Nous démontons la structure de béton cellulaire dont une grande partie pourra resservir. La chaleur étant très intense, nous ne pouvons pas récupérer la dernière rangée : des coulées de scorie l’ont soudée aux briques réfractaires. Nous abattons enfin l’empilement de briques afin d’extraire les massiots.

Nous obtenons deux massiots, un à chaque sortie de tuyère, d’un poids total de 6 kg. Un massiot est une éponge de fer qui présente une partie centrale assez compacte et une périphérie formée par une dentelle de fer dans laquelle est piégée une partie de la scorie.

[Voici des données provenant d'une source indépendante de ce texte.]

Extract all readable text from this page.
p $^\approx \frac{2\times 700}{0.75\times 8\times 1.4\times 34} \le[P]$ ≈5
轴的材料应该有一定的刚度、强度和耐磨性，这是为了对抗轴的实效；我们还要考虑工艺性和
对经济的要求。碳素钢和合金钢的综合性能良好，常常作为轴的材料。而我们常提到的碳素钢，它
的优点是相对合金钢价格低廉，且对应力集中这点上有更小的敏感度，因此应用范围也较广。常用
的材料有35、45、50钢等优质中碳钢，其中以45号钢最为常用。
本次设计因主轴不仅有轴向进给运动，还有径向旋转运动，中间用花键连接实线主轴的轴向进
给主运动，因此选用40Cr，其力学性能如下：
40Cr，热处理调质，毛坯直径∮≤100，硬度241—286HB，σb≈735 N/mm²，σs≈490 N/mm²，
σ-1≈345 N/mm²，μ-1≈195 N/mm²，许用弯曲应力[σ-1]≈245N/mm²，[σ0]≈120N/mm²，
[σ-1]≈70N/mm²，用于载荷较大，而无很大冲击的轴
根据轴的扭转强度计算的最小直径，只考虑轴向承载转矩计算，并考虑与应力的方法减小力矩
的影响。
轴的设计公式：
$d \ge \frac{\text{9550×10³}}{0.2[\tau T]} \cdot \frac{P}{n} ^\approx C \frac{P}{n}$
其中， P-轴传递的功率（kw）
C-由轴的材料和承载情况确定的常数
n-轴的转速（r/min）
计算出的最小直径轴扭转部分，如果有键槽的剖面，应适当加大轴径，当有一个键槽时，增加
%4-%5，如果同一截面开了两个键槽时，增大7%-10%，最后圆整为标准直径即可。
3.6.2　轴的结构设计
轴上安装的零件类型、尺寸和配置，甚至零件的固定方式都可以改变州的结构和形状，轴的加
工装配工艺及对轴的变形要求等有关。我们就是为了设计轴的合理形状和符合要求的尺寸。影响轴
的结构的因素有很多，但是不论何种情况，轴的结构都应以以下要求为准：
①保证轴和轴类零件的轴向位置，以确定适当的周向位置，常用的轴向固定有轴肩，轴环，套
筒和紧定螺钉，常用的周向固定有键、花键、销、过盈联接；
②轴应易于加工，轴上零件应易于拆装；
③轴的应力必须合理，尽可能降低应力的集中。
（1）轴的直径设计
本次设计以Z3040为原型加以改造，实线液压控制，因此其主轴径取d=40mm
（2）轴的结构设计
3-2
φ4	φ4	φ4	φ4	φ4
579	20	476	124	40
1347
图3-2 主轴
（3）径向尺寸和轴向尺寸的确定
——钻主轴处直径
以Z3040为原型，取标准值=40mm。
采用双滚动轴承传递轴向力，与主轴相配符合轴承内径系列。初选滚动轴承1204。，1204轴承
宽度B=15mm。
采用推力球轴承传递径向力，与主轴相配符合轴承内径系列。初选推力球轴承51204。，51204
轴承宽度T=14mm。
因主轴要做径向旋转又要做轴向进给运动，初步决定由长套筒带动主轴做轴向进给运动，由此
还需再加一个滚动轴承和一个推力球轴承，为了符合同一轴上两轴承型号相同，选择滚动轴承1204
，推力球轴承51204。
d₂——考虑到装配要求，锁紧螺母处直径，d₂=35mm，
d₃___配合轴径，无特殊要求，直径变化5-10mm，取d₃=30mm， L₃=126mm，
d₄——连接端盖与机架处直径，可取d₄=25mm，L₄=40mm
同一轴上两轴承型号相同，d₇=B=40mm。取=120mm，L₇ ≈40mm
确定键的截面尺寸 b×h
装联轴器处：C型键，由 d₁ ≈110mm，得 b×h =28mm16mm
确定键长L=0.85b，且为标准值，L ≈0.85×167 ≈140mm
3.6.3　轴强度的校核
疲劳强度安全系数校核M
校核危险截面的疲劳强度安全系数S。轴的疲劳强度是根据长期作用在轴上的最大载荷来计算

Les scories sont un agglomérat de composés divers, dont des oxydes de fer non réduits, dans un état vitreux, ce qui explique qu’elles sont cassantes.

   

Les clichés métallographiques de la partie centrale, réalisés par M Jacques Kessler du Laboratoire de métallurgie appliquée du Lycée Loritz, ainsi que les mesures de dureté montrent que le métal obtenu est constitué de ferrite et de perlite et contient donc très peu de carbone dissous dans la structure (contrairement à ce que l’on obtient avec un haut-fourneau). Dans l’échantillon de cette année, nous n’avons pas de trace visible de phosphore, alors qu’il y en avait très peu dans l’échantillon prélevé sur le massiot obtenu en 2001.


  structure de « Widmanstäten » : dendrites de ferrite sur matières perlitiques

 

  • clair : ferrite cristallisée ;
  • sombre et contours nets : perlite ;
  • aspect gris vitreux et bords irréguliers : scories.